Glaube der Lüge: Ein Inspector-Lynley-Roman (German Edition)
Sie sagte: »Ich bin keine Gebärmaschine, Nicky. Oder wie heißen die Dinger?«
»Brutkasten«, sagte er. »Ich weiß, dass du kein Brutkasten bist. Und so habe ich dich noch nie betrachtet. Aber es ist doch verständlich … Ich meine, wir sind jetzt schon seit zwei Jahren verheiratet … und wir wollen es doch beide unbedingt …« Er streichelte ihr über den Kopf. Ihr Haar war nicht weich und glatt, so dass man mit den Fingern durchfahren konnte. Es war kraus und wild, das Geschenk eines ihrer Vorfahren – von welchem aus dieser unglaublichen Vielfalt an Ethnien, die sich in ihrem Land vermischt hatten, das wusste Gott allein.

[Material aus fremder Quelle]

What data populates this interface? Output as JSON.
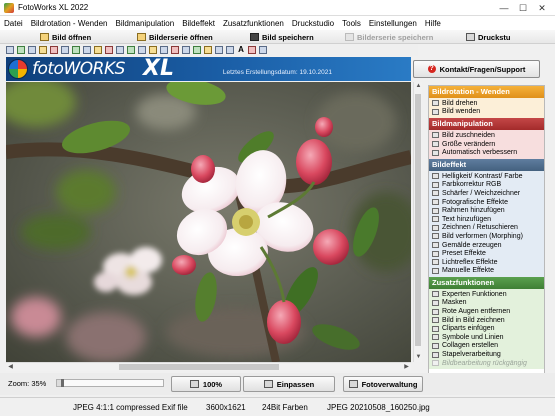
{
  "window": {
    "title": "FotoWorks XL 2022",
    "controls": {
      "minimize": "—",
      "maximize": "☐",
      "close": "✕"
    }
  },
  "menu": [
    "Datei",
    "Bildrotation - Wenden",
    "Bildmanipulation",
    "Bildeffekt",
    "Zusatzfunktionen",
    "Druckstudio",
    "Tools",
    "Einstellungen",
    "Hilfe"
  ],
  "toolbar": {
    "open_image": "Bild öffnen",
    "open_series": "Bilderserie öffnen",
    "save_image": "Bild speichern",
    "save_series": "Bilderserie speichern",
    "print": "Druckstu"
  },
  "banner": {
    "logo_text": "fotoWORKS",
    "logo_xl": "XL",
    "date_label": "Letztes Erstellungsdatum: 19.10.2021"
  },
  "contact_button": "Kontakt/Fragen/Support",
  "panel": {
    "sections": [
      {
        "title": "Bildrotation - Wenden",
        "items": [
          "Bild drehen",
          "Bild wenden"
        ]
      },
      {
        "title": "Bildmanipulation",
        "items": [
          "Bild zuschneiden",
          "Größe verändern",
          "Automatisch verbessern"
        ]
      },
      {
        "title": "Bildeffekt",
        "items": [
          "Helligkeit/ Kontrast/ Farbe",
          "Farbkorrektur RGB",
          "Schärfer / Weichzeichner",
          "Fotografische Effekte",
          "Rahmen hinzufügen",
          "Text hinzufügen",
          "Zeichnen / Retuschieren",
          "Bild verformen (Morphing)",
          "Gemälde erzeugen",
          "Preset Effekte",
          "Lichtreflex Effekte",
          "Manuelle Effekte"
        ]
      },
      {
        "title": "Zusatzfunktionen",
        "items": [
          "Experten Funktionen",
          "Masken",
          "Rote Augen entfernen",
          "Bild in Bild zeichnen",
          "Cliparts einfügen",
          "Symbole und Linien",
          "Collagen erstellen",
          "Stapelverarbeitung",
          "Bildbearbeitung rückgängig"
        ]
      }
    ]
  },
  "bottom": {
    "zoom_label": "Zoom: 35%",
    "zoom_percent": 35,
    "btn_100": "100%",
    "btn_fit": "Einpassen",
    "btn_manager": "Fotoverwaltung"
  },
  "status": {
    "format": "JPEG 4:1:1 compressed Exif file",
    "dimensions": "3600x1621",
    "colors": "24Bit Farben",
    "filename": "JPEG 20210508_160250.jpg"
  }
}
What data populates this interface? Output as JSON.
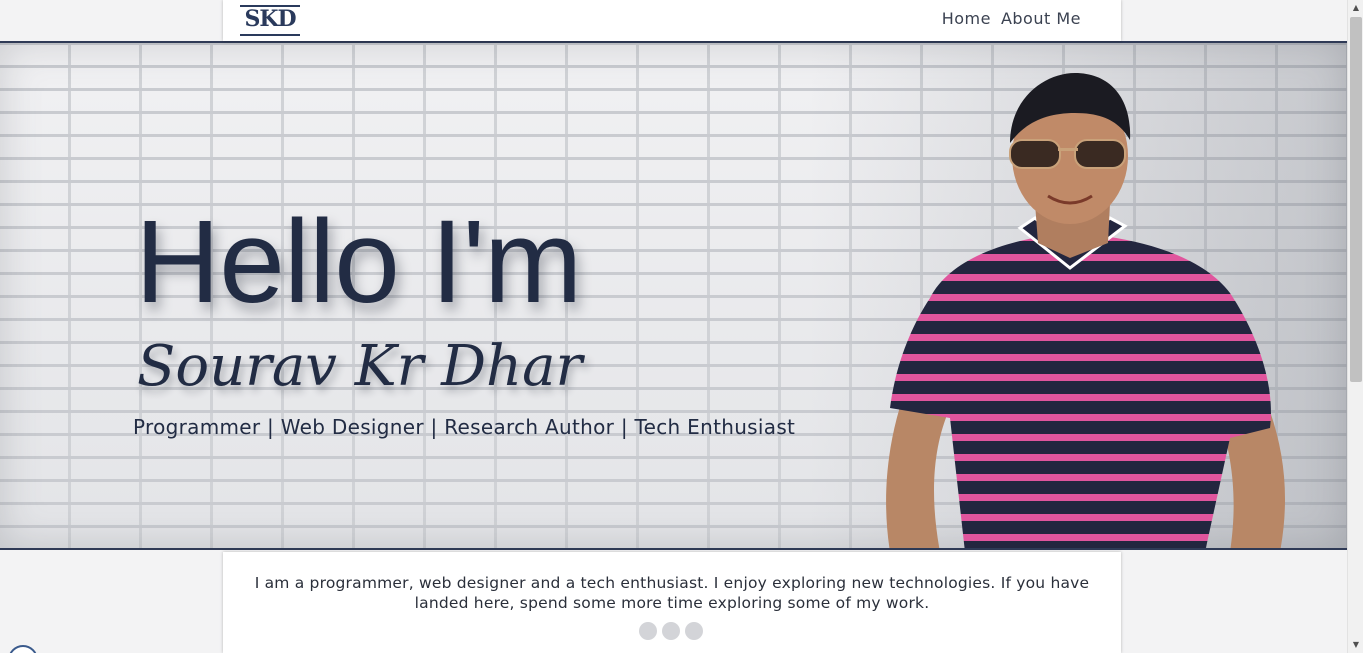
{
  "header": {
    "logo_text": "SKD",
    "nav": [
      {
        "label": "Home"
      },
      {
        "label": "About Me"
      }
    ]
  },
  "hero": {
    "greeting": "Hello I'm",
    "name": "Sourav Kr Dhar",
    "roles": "Programmer | Web Designer | Research Author | Tech Enthusiast"
  },
  "intro": {
    "text": "I am a programmer, web designer and a tech enthusiast. I enjoy exploring new technologies. If you have landed here, spend some more time exploring some of my work."
  },
  "colors": {
    "accent": "#222c44",
    "shirt_navy": "#23263f",
    "shirt_pink": "#e0559d",
    "page_bg": "#f3f3f4"
  },
  "slider": {
    "dot_count": 3
  },
  "icons": [
    "logo-icon",
    "scroll-up-icon",
    "scroll-down-icon"
  ]
}
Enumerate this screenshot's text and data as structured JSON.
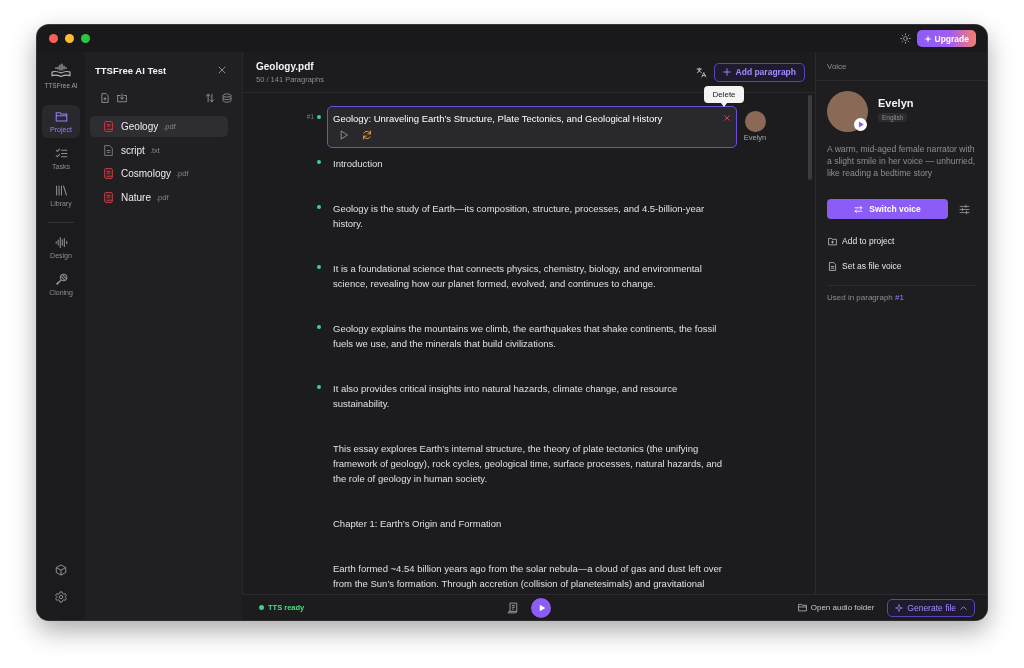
{
  "titlebar": {
    "upgrade_button": "Upgrade"
  },
  "nav": {
    "app_name": "TTSFree AI",
    "items": [
      {
        "label": "Project",
        "selected": true
      },
      {
        "label": "Tasks",
        "selected": false
      },
      {
        "label": "Library",
        "selected": false
      }
    ],
    "tools": [
      {
        "label": "Design",
        "selected": false
      },
      {
        "label": "Cloning",
        "selected": false
      }
    ]
  },
  "file_panel": {
    "title": "TTSFree AI Test",
    "files": [
      {
        "name": "Geology",
        "extension": ".pdf",
        "kind": "pdf",
        "selected": true
      },
      {
        "name": "script",
        "extension": ".txt",
        "kind": "txt",
        "selected": false
      },
      {
        "name": "Cosmology",
        "extension": ".pdf",
        "kind": "pdf",
        "selected": false
      },
      {
        "name": "Nature",
        "extension": ".pdf",
        "kind": "pdf",
        "selected": false
      }
    ]
  },
  "document": {
    "title": "Geology.pdf",
    "paragraph_count": "50 / 141 Paragraphs",
    "add_button": "Add paragraph",
    "tooltip": "Delete",
    "paragraphs": [
      {
        "number": "#1",
        "text": "Geology: Unraveling Earth’s Structure, Plate Tectonics, and Geological History",
        "generated": true,
        "selected": true,
        "voice": "Evelyn"
      },
      {
        "text": "Introduction",
        "generated": true,
        "selected": false
      },
      {
        "text": "Geology is the study of Earth—its composition, structure, processes, and 4.5-billion-year history.",
        "generated": true,
        "selected": false
      },
      {
        "text": "It is a foundational science that connects physics, chemistry, biology, and environmental science, revealing how our planet formed, evolved, and continues to change.",
        "generated": true,
        "selected": false
      },
      {
        "text": "Geology explains the mountains we climb, the earthquakes that shake continents, the fossil fuels we use, and the minerals that build civilizations.",
        "generated": true,
        "selected": false
      },
      {
        "text": "It also provides critical insights into natural hazards, climate change, and resource sustainability.",
        "generated": true,
        "selected": false
      },
      {
        "text": "This essay explores Earth’s internal structure, the theory of plate tectonics (the unifying framework of geology), rock cycles, geological time, surface processes, natural hazards, and the role of geology in human society.",
        "generated": false,
        "selected": false
      },
      {
        "text": "Chapter 1: Earth’s Origin and Formation",
        "generated": false,
        "selected": false
      },
      {
        "text": "Earth formed ~4.54 billion years ago from the solar nebula—a cloud of gas and dust left over from the Sun’s formation. Through accretion (collision of planetesimals) and gravitational",
        "generated": false,
        "selected": false
      }
    ]
  },
  "bottom_bar": {
    "status": "TTS ready",
    "open_folder": "Open audio folder",
    "generate_button": "Generate file"
  },
  "voice_panel": {
    "header": "Voice",
    "name": "Evelyn",
    "language": "English",
    "description": "A warm, mid-aged female narrator with a slight smile in her voice — unhurried, like reading a bedtime story",
    "switch_button": "Switch voice",
    "actions": [
      "Add to project",
      "Set as file voice"
    ],
    "usage_label": "Used in paragraph",
    "usage_link": "#1"
  }
}
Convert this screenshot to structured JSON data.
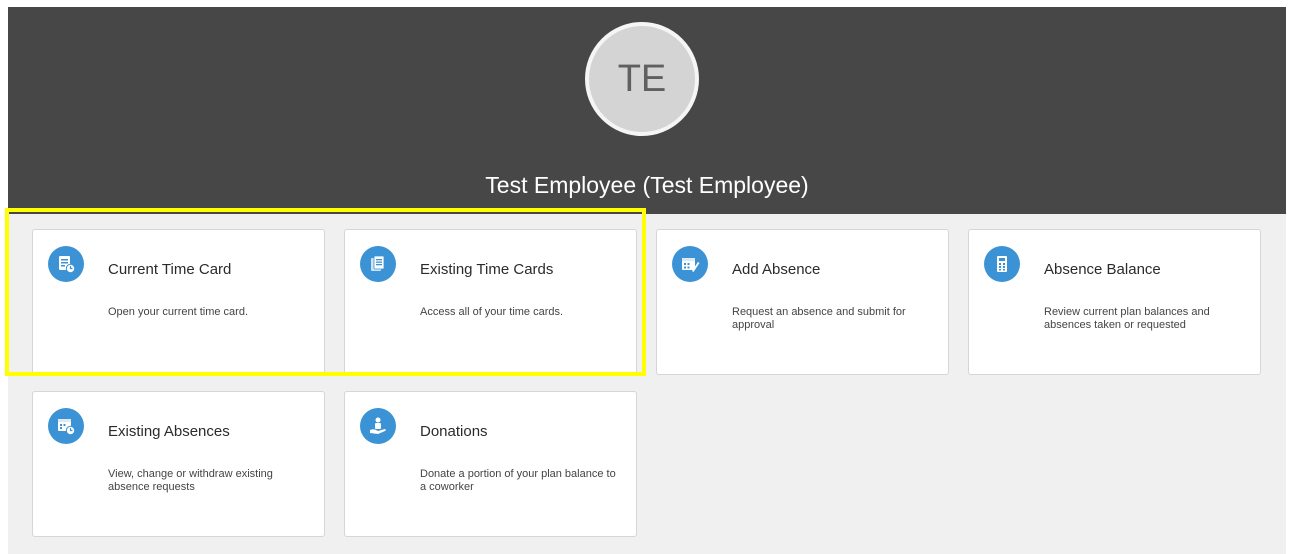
{
  "profile": {
    "initials": "TE",
    "name": "Test Employee (Test Employee)"
  },
  "cards": [
    {
      "title": "Current Time Card",
      "description": "Open your current time card.",
      "icon": "time-card-icon"
    },
    {
      "title": "Existing Time Cards",
      "description": "Access all of your time cards.",
      "icon": "time-cards-stack-icon"
    },
    {
      "title": "Add Absence",
      "description": "Request an absence and submit for approval",
      "icon": "calendar-edit-icon"
    },
    {
      "title": "Absence Balance",
      "description": "Review current plan balances and absences taken or requested",
      "icon": "calculator-icon"
    },
    {
      "title": "Existing Absences",
      "description": "View, change or withdraw existing absence requests",
      "icon": "calendar-clock-icon"
    },
    {
      "title": "Donations",
      "description": "Donate a portion of your plan balance to a coworker",
      "icon": "donation-hand-icon"
    }
  ],
  "colors": {
    "banner": "#474747",
    "icon_background": "#3b93d5",
    "highlight": "#ffff00"
  }
}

»Genau das ist es ja, Nicky«, sagte sie. »In meiner Elternzeitschrift steht, dass schon allein der intensive Kinderwunsch es schwierig machen kann.«
»Das verstehe ich. Wirklich , mein Schatz. Aber es könnte ja auch etwas anderes sein, und dann ist es doch besser, man weiß Bescheid, oder? Deswegen hab ich den Test gemacht, und jetzt kannst du …«
»Nein.« Sie schob seine Hand von ihrem Haar weg und setzte sich auf.
»Nicht! Bleib liegen! Sonst …«
Sie sah ihn an. »Bei uns in Argentinien gibt man den Frauen nicht das Gefühl, dass sie nur zu einem Zweck auf der Welt sind.«
»Aber das denke ich doch gar nicht.«
»Diese Dinge brauchen Zeit. Da, wo ich herkomme, wissen wir das. Und ein Kind muss man lieben, es kann nicht …« Sie zögerte und wandte sich ab. Sie kannte die Wahrheit, die nichts mit dem zu tun hatte, was ihr Körper leistete oder nicht. Und die Wahrheit musste ausgesprochen werden. »Ein Kind«, sagte sie schließlich, »kann nicht dazu dienen, die Anerkennung deines Vaters zu gewinnen, Nicky.«
Ein anderer Mann hätte vielleicht mit Empörung oder Leugnen reagiert, aber so war Nicholas nicht. Und seine unbedingte Ehrlichkeit, so erstaunlich für einen Mann, der jahrelang drogenabhängig gewesen war, war ein Grund, warum sie ihn so sehr liebte. Er sagte: »Da hast du vollkommen recht. Das ist tatsächlich einer der Gründe, warum ich mir ein Kind wünsche. Das bin ich ihm schuldig nach allem, was ich ihm angetan habe. Er sehnt sich nach einem Enkelkind, und da meine Schwestern ihm keins geschenkt haben, kann ich das wenigstens für ihn tun. Wir können es für ihn tun.«
»Du siehst also …«
»Aber das ist nicht der einzige Grund, Allie. Ich möchte ein Kind mit dir. Weil ich dich liebe und weil es uns gibt.«
»Und wenn ich diese Tests machen lasse und sich herausstellt, dass ich … keine Kinder bekommen kann?« Sie schwieg eine Weile. In der Stille, die eintrat, konnte sie spüren, wie seine Muskeln sich total anspannten. Sie wusste nicht, was das zu bedeuten hatte, und dieses Nichtwissen verursachte ihr ein Kribbeln in den Fingern, so dass sie sich bewegen musste. Sie stand auf.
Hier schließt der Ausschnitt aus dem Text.